リレー小説3
<Rel3.シェリア1>

 

「はぁ…狭い家やなぁ…」
『青』が渋々折れた事によって、 
晴れてこの何でも屋に居候する事になった少女、 
名はシェリア・ラジュールと言う。 
歌で成功を収める為の第一歩として、 
アプリットオーディションに参加すべく火星に来たのは良いが、 
あっという間に迷子になってしまい、 
この狭い何でも屋に保護されるに至る。 
…とはいえ彼女シェリアが住んでいた実家は、 
確かにこの店よりは狭くないものの、広い方でも無いのだが…
「エイスさんもアオさんも出掛けてるし… 
 ……何すれば良いんやろか……」
エースや『青』は、イルヴの帰りが妙に遅いと心配し、この付近を探しに出掛けて行ったばかりだ。 
尚、シェリアに店を任すのも不安だったので、 
店そのものを閉店させて行ったので、シェリアにはやる事が無い。 
これから住む事となる店の中を歩き回っては見たものの、この狭い店では大した暇潰しにもなりはしなかった。
シェリアは退屈だった。
執筆者…is-lies

 店の外

 

「今がチャンスか…… 
 あの店…最近開店したらしいが… 
 客足も疎らだし、店員2人はもう出掛けて閉店… 
 ……あの精神病院から抜け出せたのは良かったが… 
 何か火星に来た途中の記憶が…良く思い出せん… 
 其れに金も無ければ腹も減った…… 
 この連続強盗殺人婦女暴行魔!!…になる予定ゴレティウ様の、 
 初強盗と行こうじゃねぇか!」
ボロボロの外套を纏ったデブ強盗が店へと向かっている事を、 
店中のシェリアが知る術は無かった。
執筆者…is-lies

「あー、そうや!
 何もする事がないんやったら、料理作ればええんやー 
 うちって頭いいー」 
何故料理なんだ。
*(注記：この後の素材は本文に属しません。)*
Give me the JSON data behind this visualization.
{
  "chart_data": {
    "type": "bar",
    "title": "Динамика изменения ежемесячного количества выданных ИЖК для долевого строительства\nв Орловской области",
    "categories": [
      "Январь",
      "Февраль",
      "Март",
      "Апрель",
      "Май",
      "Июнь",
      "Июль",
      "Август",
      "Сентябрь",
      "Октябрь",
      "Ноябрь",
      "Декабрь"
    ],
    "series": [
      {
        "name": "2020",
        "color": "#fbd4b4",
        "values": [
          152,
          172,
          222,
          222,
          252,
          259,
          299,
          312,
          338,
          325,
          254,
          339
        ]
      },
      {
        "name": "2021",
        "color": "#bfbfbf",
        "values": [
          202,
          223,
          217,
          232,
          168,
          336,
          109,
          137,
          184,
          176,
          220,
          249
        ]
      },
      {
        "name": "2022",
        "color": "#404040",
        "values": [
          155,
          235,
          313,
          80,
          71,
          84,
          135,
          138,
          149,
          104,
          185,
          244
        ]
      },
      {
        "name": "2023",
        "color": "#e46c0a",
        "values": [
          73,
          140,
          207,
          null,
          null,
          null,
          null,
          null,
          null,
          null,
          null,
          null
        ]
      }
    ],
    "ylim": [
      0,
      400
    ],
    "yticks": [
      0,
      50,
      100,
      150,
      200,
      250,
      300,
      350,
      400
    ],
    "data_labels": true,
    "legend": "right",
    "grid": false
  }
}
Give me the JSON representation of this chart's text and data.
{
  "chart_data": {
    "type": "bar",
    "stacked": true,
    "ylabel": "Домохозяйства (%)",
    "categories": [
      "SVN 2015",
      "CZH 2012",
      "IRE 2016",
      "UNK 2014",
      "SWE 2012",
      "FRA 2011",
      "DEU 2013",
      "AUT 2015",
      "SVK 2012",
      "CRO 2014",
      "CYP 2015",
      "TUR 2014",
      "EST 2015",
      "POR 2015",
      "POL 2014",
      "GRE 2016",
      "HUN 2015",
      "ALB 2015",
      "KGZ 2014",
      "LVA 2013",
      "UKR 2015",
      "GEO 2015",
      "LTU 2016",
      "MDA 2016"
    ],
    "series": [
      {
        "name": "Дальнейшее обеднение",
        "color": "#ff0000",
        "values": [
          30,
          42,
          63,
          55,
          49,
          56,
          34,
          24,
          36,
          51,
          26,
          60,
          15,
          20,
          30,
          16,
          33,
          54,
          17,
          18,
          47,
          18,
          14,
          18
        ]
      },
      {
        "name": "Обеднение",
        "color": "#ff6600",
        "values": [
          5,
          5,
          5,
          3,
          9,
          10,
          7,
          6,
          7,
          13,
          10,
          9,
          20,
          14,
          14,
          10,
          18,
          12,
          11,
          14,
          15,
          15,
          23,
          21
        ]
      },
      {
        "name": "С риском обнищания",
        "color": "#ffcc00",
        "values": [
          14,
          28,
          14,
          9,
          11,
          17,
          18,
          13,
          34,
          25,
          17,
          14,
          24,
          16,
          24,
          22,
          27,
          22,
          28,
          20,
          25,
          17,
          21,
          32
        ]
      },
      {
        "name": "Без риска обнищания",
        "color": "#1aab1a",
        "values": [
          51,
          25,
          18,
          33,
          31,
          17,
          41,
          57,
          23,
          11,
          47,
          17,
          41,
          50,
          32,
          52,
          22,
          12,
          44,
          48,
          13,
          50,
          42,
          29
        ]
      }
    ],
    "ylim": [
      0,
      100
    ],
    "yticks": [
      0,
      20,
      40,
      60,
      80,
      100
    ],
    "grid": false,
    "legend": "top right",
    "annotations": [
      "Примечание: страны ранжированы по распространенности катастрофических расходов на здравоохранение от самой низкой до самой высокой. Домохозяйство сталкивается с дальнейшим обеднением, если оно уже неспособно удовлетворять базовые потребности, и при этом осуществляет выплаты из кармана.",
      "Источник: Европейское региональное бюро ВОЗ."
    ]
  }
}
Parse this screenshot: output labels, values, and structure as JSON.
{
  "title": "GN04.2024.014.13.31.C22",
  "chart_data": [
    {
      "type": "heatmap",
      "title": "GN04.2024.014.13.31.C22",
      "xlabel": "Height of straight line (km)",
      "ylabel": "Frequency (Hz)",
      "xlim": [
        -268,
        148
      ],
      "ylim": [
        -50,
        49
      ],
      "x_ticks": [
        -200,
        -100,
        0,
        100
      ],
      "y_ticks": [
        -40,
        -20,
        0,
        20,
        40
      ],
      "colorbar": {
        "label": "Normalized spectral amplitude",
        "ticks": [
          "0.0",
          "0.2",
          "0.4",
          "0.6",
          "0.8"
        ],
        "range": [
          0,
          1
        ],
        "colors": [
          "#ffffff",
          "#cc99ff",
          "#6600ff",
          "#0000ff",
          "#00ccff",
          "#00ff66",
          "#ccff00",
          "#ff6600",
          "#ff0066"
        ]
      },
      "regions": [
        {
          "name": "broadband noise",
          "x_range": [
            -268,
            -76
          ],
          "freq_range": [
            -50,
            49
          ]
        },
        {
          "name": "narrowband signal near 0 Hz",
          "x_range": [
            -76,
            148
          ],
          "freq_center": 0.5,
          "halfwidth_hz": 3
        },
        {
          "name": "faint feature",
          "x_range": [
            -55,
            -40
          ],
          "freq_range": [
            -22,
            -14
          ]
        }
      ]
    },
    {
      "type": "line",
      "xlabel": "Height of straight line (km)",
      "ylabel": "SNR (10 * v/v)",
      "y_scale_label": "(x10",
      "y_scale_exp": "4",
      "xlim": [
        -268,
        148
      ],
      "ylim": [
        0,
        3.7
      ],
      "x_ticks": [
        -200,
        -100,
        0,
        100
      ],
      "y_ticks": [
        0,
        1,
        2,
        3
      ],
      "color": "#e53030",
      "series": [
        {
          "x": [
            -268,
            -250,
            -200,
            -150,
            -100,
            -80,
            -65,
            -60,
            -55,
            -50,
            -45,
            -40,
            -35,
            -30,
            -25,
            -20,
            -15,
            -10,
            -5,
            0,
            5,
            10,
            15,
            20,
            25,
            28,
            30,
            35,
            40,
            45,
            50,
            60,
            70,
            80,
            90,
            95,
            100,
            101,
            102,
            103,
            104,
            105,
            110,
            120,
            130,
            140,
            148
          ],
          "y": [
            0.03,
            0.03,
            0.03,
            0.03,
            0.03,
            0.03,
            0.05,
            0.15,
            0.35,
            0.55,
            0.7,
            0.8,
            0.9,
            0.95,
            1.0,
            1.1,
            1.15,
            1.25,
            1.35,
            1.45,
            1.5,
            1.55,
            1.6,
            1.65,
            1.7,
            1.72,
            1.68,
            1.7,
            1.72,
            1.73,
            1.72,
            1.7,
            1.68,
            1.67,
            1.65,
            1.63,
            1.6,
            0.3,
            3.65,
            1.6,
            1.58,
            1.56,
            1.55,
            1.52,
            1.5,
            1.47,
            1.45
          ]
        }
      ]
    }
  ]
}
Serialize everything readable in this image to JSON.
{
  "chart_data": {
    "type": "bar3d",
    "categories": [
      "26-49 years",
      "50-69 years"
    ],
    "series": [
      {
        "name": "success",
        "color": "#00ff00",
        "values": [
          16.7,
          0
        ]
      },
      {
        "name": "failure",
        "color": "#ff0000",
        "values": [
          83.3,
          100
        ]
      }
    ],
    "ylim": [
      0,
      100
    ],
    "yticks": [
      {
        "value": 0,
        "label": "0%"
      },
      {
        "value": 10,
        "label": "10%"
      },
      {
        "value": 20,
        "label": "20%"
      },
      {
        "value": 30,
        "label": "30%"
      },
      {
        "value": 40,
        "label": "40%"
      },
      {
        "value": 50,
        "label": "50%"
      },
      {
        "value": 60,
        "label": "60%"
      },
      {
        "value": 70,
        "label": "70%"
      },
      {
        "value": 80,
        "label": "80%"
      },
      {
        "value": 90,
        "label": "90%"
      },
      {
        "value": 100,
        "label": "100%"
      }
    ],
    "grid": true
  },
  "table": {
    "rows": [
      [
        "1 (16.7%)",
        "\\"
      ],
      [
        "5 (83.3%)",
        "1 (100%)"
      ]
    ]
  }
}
というツッコミが聞こえてきそうな事を言いつつ、台所へと向かうシェリア。
「えーと…包丁、まな板、フライパン〜…あ、秋刀魚がある〜」 
粗方材料を冷蔵庫から取り出すシェリア。勝手に取っていいのか。
「よし、秋刀魚もあるし、今日は秋刀魚の蒲焼きにしよう〜…作ったことないけど」 
作ったことないのにいいのか。
「えーと、まずは…秋刀魚を切って…それから…油を熱して焼く…!」 
良い子のみなさんは、さんまは3枚におろし、
腹骨を取って半分に切ってから焼いてくださいね。(某ホームクッキングより参照)
「…えーっと、これからどないするんやったっけ…… 
 いつ煮るんやったっけ……あ、焦げてる」 
焦げたというか、もう既に黒コゲ状態の秋刀魚を遠い目で見つめるシェリア。
しばらくして… 
「ま、ええわ。料理は愛情ッ!って言うんやし… 多少焦げても大丈夫!」 
料理は愛情の一言で死人が出たらたまったものではない。
果たしてこんな彼女は、店を守りきる事が出来るのだろうか…
一応、料理という事になる物体Xをせっせと卓袱台の上に並べる。 
此処で「この事件」が起こらなければ… 
卓袱台上の物体は『青』やエース、そしてイルヴが食べる事になり、 
この物語の後々の展開も、かなり変わったものとなっていただろう。 
だがそうはならなかった。
ガチャ
「……ほえ?」
音のした方を見てシェリアが気の抜けた声を出す。 
彼女の眼の前には、外套を纏った超ド級のデブが突っ立っていた。 
何処を見ているのかも解らないドングリ眼、だらしなくヨダレを垂らしたタラコ唇… 
醜怪の2文字を攪拌・凝縮して発酵させた様な容姿の大男もといデブだが、 
何よりも奇怪なのは顔の輪郭がガタガタに歪んでいる事であろう。
「うぉっ!?人が居たぁ!!?」
「…あ、こんにちわ〜」
激デブであるところの強盗は、 
裏の勝手口から軽々と侵入していたのだが、 
まさか中に人が居るとは思っていなかったらしく酷く狼狽えている。 
一方、シェリアの方は何の警戒心も持たず、強盗に挨拶していた。 
泥棒とは考えないのか? 
明らかに悪人面…というか見付けたら問答無用で通報したくなるような顔の男が、 
勝手に家の中に入って来たのだ。普通なら悲鳴の一つ位は上げるだろう。 
だが其処は天然入ってるシェリア。客だろうと勘違いかましていた。 
エース達が店を閉店させたという事は既に忘れているのか…。
「今から食べるトコなんですわ。御一緒しまへん?」
「………はへ?」
俄かには信じ難い。だが信じるしかない。 
シェリアはデブ強盗を招き、一緒に食事をしようというのだ。 
狼狽し、言われるままに卓袱台に正座し、シェリア作の物体Xを口に運ぶ強盗。
「はっ!?こ…コレはぁああああぁぁぁぁああああああッ!? 
 う…美味い!!美味過ぎる!!お…おかわりくれや!!」
ゲテモノ好きだったのか、強盗はシェリアの物体Xを次から次へと美味そうに頬張る。 
醜いデブがグロテスクな料理を嬉々として貪る其の様の不気味な事。 
シェリアも嬉しそうに次々とおかわりを出している。 
彼女自身はこの物体Xの味を知っているのだろうか… 
答えは知らない。この料理を作るのは初めてなのだ。
因みにシェリア自身は自分が作った物体Xとは別のものを食べた。 
物体Xを美味しいといってくれるデブ強盗があまりに嬉しかったのだろう。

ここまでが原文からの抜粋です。